The comfort, pilots say, comes in large part because the F-35 doesn't require pilots to wear a harness for securing into the seat and ejection equipment. Instead, it uses a five-point restraint system built into the seat, much like how a seat belt is built into a car.
"It's a very comfortable seat fitting, even cinched down," said Marine Col. Arthur Tomassetti, vice commander of 33rd Fighter Wing, the unit training F-35 pilots across the services. "You feel more connected with the cockpit than with some other legacy systems."
Tomassetti, who said he has flown more than 40 other aircraft, said he has noticed the comfort in his five hours flying the F-35. He lamented having to use the harness in older aircraft.
"I never in my life had anyone ... describe [the harness] as comfortable," he said.

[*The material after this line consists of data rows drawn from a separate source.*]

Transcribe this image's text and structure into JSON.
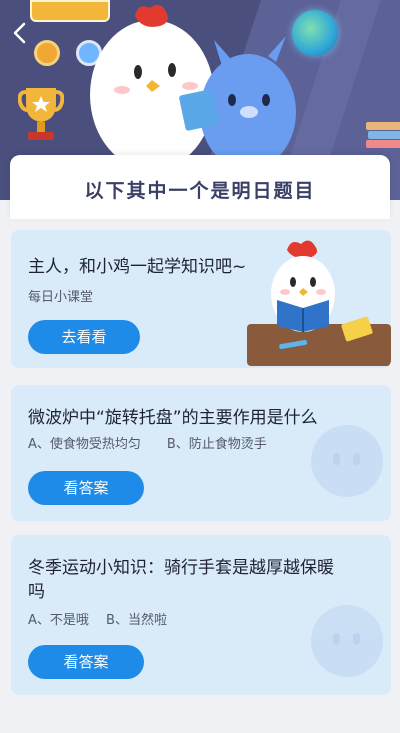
{
  "header": {
    "back_icon": "chevron-left-icon",
    "title": "以下其中一个是明日题目"
  },
  "cards": [
    {
      "title": "主人，和小鸡一起学知识吧~",
      "subtitle": "每日小课堂",
      "button_label": "去看看"
    },
    {
      "title": "微波炉中“旋转托盘”的主要作用是什么",
      "options": "A、使食物受热均匀　　B、防止食物烫手",
      "button_label": "看答案"
    },
    {
      "title_line1": "冬季运动小知识：骑行手套是越厚越保暖",
      "title_line2": "吗",
      "options": "A、不是哦　 B、当然啦",
      "button_label": "看答案"
    }
  ],
  "colors": {
    "hero_bg": "#4a4f7d",
    "card_bg": "#d9eaf9",
    "button_bg": "#1e8be8",
    "title_text": "#3a3f66"
  }
}
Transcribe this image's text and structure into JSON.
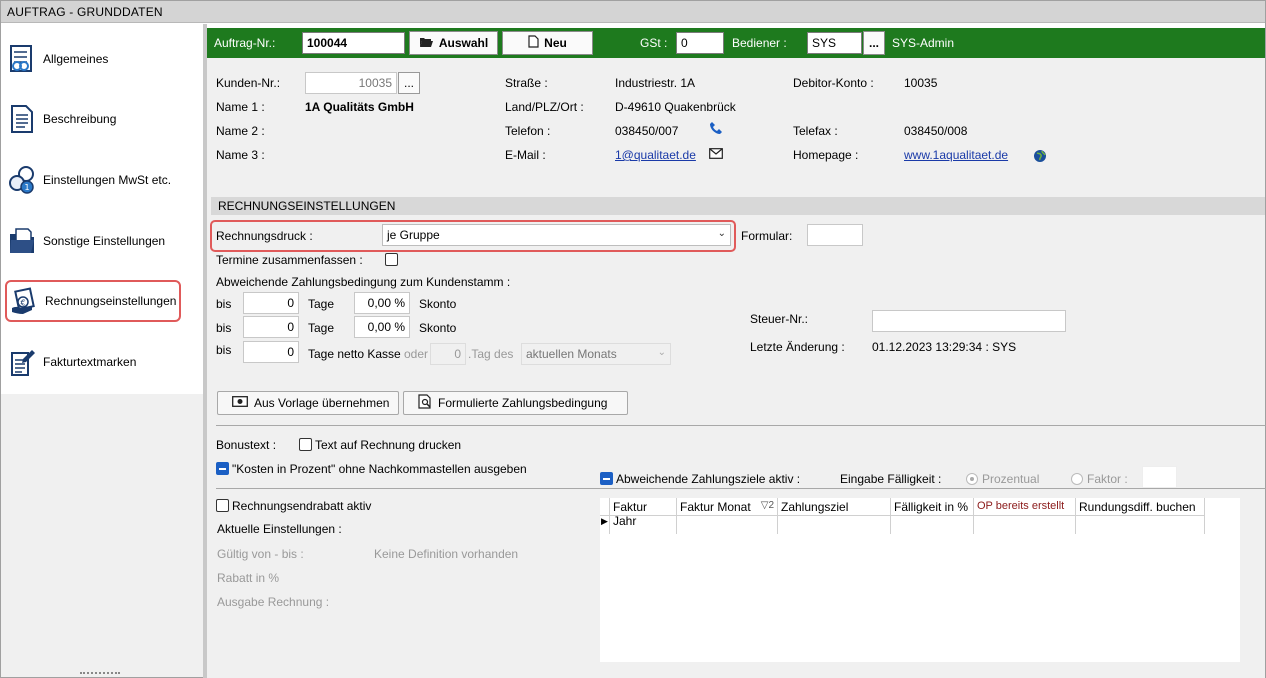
{
  "window": {
    "title": "AUFTRAG - GRUNDDATEN"
  },
  "sidebar": {
    "items": [
      {
        "label": "Allgemeines",
        "icon": "link-document-icon"
      },
      {
        "label": "Beschreibung",
        "icon": "text-document-icon"
      },
      {
        "label": "Einstellungen MwSt etc.",
        "icon": "coins-gear-icon"
      },
      {
        "label": "Sonstige Einstellungen",
        "icon": "folder-document-icon"
      },
      {
        "label": "Rechnungseinstellungen",
        "icon": "invoice-hand-icon",
        "active": true
      },
      {
        "label": "Fakturtextmarken",
        "icon": "edit-document-icon"
      }
    ]
  },
  "header": {
    "order_label": "Auftrag-Nr.:",
    "order_value": "100044",
    "select_button": "Auswahl",
    "new_button": "Neu",
    "gst_label": "GSt :",
    "gst_value": "0",
    "operator_label": "Bediener :",
    "operator_value": "SYS",
    "operator_button": "...",
    "operator_name": "SYS-Admin"
  },
  "customer": {
    "number_label": "Kunden-Nr.:",
    "number_value": "10035",
    "number_button": "...",
    "name1_label": "Name 1 :",
    "name1_value": "1A Qualitäts GmbH",
    "name2_label": "Name 2 :",
    "name3_label": "Name 3 :",
    "street_label": "Straße :",
    "street_value": "Industriestr. 1A",
    "city_label": "Land/PLZ/Ort :",
    "city_value": "D-49610 Quakenbrück",
    "phone_label": "Telefon :",
    "phone_value": "038450/007",
    "email_label": "E-Mail :",
    "email_value": "1@qualitaet.de",
    "debtor_label": "Debitor-Konto :",
    "debtor_value": "10035",
    "fax_label": "Telefax :",
    "fax_value": "038450/008",
    "homepage_label": "Homepage :",
    "homepage_value": "www.1aqualitaet.de"
  },
  "invoice": {
    "section_title": "RECHNUNGSEINSTELLUNGEN",
    "print_label": "Rechnungsdruck :",
    "print_value": "je Gruppe",
    "form_label": "Formular:",
    "merge_label": "Termine zusammenfassen :",
    "terms_title": "Abweichende Zahlungsbedingung zum Kundenstamm :",
    "rows": [
      {
        "bis": "bis",
        "days": "0",
        "days_label": "Tage",
        "pct": "0,00 %",
        "pct_label": "Skonto"
      },
      {
        "bis": "bis",
        "days": "0",
        "days_label": "Tage",
        "pct": "0,00 %",
        "pct_label": "Skonto"
      }
    ],
    "net_row": {
      "bis": "bis",
      "days": "0",
      "days_label": "Tage netto Kasse",
      "or_label": "oder",
      "day_value": "0",
      "day_of_label": ".Tag des",
      "month_value": "aktuellen Monats"
    },
    "tax_label": "Steuer-Nr.:",
    "changed_label": "Letzte Änderung :",
    "changed_value": "01.12.2023 13:29:34 : SYS",
    "template_button": "Aus Vorlage übernehmen",
    "formulated_button": "Formulierte Zahlungsbedingung",
    "bonus_label": "Bonustext :",
    "bonus_check": "Text auf Rechnung drucken",
    "percent_check": "\"Kosten in Prozent\" ohne Nachkommastellen ausgeben",
    "deviating_check": "Abweichende Zahlungsziele aktiv :",
    "due_label": "Eingabe Fälligkeit :",
    "due_percent": "Prozentual",
    "due_factor": "Faktor :",
    "discount_check": "Rechnungsendrabatt aktiv",
    "current_label": "Aktuelle Einstellungen :",
    "valid_label": "Gültig von - bis :",
    "no_definition": "Keine Definition vorhanden",
    "rebate_label": "Rabatt in %",
    "output_label": "Ausgabe Rechnung :"
  },
  "grid": {
    "columns": [
      "Faktur Jahr",
      "Faktur Monat",
      "Zahlungsziel",
      "Fälligkeit in %",
      "OP bereits erstellt",
      "Rundungsdiff. buchen"
    ],
    "sort_marker": "2"
  }
}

But with the F-35, "I just walk out to the airplane, very natural, with my jacket or vest depending on the season, and my G-suit, and it's very comfortable."
The new seat, model US16E, is built by Martin-Baker and will be used in all three F-35 variants. The company produces similar models for the Air Force's T-38 Talon and T-6 Texan.

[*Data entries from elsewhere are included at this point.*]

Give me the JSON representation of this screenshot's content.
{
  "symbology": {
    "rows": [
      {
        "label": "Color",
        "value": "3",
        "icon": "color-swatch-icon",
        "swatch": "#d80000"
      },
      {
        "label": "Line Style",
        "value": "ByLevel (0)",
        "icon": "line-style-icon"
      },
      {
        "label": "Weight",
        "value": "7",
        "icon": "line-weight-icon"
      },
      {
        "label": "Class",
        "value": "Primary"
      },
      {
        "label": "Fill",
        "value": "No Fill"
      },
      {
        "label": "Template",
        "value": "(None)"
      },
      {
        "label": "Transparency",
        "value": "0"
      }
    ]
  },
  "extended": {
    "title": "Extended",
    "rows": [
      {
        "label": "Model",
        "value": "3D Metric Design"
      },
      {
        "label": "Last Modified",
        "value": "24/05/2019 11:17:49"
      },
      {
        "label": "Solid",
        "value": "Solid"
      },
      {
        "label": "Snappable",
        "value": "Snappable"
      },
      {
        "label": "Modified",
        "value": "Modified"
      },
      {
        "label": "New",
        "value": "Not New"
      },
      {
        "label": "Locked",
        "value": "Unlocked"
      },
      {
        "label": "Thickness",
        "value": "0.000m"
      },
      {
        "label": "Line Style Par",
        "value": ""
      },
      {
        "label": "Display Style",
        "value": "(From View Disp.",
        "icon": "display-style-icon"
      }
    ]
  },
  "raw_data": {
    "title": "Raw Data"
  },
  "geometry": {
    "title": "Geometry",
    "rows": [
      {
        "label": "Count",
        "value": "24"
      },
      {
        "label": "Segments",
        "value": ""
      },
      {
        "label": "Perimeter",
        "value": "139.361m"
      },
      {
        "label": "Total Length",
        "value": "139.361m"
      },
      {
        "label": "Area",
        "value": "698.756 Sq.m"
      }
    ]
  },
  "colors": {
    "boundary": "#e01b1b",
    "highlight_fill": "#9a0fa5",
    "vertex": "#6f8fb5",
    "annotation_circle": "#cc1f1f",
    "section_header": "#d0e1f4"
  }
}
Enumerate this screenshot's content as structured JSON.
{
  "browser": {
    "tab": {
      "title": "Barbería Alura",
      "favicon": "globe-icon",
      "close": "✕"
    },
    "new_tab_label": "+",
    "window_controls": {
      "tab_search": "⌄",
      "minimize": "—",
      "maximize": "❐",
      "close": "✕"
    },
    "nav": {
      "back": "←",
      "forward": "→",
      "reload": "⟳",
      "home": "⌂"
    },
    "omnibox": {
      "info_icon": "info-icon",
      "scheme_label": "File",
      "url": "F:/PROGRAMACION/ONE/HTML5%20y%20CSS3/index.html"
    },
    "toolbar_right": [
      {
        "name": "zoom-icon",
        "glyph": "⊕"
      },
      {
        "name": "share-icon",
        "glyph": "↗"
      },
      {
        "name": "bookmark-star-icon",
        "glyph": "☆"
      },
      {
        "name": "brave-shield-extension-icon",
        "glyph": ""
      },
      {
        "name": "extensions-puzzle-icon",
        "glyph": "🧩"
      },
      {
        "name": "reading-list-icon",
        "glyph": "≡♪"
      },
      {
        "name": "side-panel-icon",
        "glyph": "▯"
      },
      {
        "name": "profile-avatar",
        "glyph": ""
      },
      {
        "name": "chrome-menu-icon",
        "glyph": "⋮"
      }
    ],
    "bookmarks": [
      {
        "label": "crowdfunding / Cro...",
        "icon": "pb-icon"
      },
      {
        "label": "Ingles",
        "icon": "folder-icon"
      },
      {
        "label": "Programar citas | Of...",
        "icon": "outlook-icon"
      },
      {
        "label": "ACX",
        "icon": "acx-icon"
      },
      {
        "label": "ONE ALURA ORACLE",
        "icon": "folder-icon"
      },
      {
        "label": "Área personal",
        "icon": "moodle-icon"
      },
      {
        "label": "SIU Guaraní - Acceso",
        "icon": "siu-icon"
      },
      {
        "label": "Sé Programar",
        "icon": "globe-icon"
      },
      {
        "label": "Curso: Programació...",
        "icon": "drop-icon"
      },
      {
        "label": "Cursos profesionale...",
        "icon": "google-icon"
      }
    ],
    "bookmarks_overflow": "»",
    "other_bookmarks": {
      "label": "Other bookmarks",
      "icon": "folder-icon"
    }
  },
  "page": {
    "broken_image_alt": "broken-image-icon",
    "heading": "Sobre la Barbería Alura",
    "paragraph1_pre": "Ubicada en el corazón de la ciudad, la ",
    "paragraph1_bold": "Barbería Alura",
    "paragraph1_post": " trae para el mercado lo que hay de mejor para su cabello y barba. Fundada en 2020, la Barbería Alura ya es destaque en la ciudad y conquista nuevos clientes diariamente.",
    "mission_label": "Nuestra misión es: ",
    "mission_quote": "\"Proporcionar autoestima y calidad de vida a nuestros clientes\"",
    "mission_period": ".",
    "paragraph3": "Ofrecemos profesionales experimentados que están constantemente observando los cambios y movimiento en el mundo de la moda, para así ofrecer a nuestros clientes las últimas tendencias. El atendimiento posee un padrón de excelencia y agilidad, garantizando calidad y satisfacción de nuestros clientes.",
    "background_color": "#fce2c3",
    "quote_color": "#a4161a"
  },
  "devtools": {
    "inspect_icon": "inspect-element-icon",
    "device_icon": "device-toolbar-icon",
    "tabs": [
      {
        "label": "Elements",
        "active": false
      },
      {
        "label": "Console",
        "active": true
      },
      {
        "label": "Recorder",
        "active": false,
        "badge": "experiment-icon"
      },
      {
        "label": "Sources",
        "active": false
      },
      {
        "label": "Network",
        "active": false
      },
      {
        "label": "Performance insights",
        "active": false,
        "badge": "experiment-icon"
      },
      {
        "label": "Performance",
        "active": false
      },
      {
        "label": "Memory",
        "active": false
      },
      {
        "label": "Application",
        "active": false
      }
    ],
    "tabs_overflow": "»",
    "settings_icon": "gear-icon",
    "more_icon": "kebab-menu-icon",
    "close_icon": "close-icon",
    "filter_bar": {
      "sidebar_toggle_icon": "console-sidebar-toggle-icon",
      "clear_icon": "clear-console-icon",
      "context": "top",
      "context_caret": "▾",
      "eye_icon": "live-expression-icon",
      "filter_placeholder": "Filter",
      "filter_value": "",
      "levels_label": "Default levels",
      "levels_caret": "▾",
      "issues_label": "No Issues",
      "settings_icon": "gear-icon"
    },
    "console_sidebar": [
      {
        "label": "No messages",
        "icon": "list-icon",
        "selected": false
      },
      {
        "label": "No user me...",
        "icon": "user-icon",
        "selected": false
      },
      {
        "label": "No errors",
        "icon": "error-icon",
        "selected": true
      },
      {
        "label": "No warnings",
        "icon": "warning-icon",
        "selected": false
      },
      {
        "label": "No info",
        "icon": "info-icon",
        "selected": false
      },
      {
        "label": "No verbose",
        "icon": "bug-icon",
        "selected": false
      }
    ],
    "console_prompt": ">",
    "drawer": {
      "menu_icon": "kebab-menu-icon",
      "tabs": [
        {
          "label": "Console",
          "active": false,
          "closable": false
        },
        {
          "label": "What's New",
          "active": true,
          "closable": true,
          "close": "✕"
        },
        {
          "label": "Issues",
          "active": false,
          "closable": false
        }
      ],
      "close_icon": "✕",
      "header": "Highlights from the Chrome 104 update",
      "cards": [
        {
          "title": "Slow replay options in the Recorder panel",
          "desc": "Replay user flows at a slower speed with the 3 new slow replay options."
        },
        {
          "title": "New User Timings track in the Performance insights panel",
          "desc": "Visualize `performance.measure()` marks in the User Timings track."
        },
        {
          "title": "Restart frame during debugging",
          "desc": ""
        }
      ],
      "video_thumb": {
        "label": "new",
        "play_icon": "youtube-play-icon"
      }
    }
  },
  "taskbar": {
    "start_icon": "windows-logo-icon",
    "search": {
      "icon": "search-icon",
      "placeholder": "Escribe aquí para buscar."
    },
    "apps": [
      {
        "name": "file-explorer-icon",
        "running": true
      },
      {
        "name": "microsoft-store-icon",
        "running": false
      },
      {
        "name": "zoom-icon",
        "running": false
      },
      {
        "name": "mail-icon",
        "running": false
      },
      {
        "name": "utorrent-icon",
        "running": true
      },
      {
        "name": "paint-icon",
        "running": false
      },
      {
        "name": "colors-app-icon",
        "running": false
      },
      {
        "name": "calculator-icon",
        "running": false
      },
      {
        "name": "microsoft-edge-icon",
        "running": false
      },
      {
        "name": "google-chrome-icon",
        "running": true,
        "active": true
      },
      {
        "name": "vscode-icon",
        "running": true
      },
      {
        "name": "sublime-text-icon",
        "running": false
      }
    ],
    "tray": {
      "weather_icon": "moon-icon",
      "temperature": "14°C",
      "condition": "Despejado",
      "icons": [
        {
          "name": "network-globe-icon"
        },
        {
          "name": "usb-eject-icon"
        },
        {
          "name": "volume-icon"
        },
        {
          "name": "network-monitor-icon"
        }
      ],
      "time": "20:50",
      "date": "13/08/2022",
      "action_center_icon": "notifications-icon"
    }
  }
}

Tomassetti said the only seat that can compare in comfort in the aircraft he has flown is the F-16's Advanced Concept Ejection Seat II, which is also in use in other Air Force jets, including the F-22.
Instead of a harness that connects to points in the plane, the new system uses two lap and two shoulder belts that all snap into a buckle at the end of a fifth belt. This fifth belt comes up between the pilot's legs from the seat's bucket. Besides securing a pilot to the aircraft, it also connects him to ejection equipment. Additional active arm restraints and passive leg restraints prevent a pilot's arms and legs from flailing if he has to bail out.
Like the setups in older fighters, the pilot can adjust the height of the seat, but F-35 pilots can also adjust the tilt, Tomassetti said.
Dan Canin, a test pilot for Lockheed Martin, the lead contractor for the F-35, said the restraint does a better job keeping the pilot seated. When flying negative Gs or inverted in seats requiring a harness, a pilot would "hover" over the seat, making it more difficult to control the plane.
"Now, when you go upside down, you're connected to the airplane," he said.
Tomassetti said a tightly cinched restraint can keep a pilot connected to his seat in an extreme maneuver, but with the center-point buckle on the F-35 seat, it's easier. Fastening himself into the cockpit began to feel natural after about the eighth flight, Tomassetti said. It takes longer to secure yourself into the F-35 cockpit compared with a Navy F/A-18 Hornet, he said, but you can get out much faster.
"I never really want to rapidly get in the airplane, but there are times when I want to rapidly get out," he said. "Now, when it's time to get out, I hit one button and turn the buckle and all of the things that are connecting me, from my shoulder to my lap, are disconnected in one motion," he said.
Canin said it takes about a second to get out of the new seat, but it takes longer in Hornets because the air crew members have to unclip several points on their harnesses as well as their leg garters.
Tomassetti has flown the F-35 about 30 times and said he likes the new arrangement, but it's difficult to separate the benefits of the new system itself from the benefits of flying without the uncomfortable harness.
Besides the new restraint system, there's also a new plug for establishing vital support systems. Instead of having to plug in a G-suit hose, oxygen hose, communication line and other gear once in the connector, there's a single plug called a "pilot interface connector" that handles all of those functions.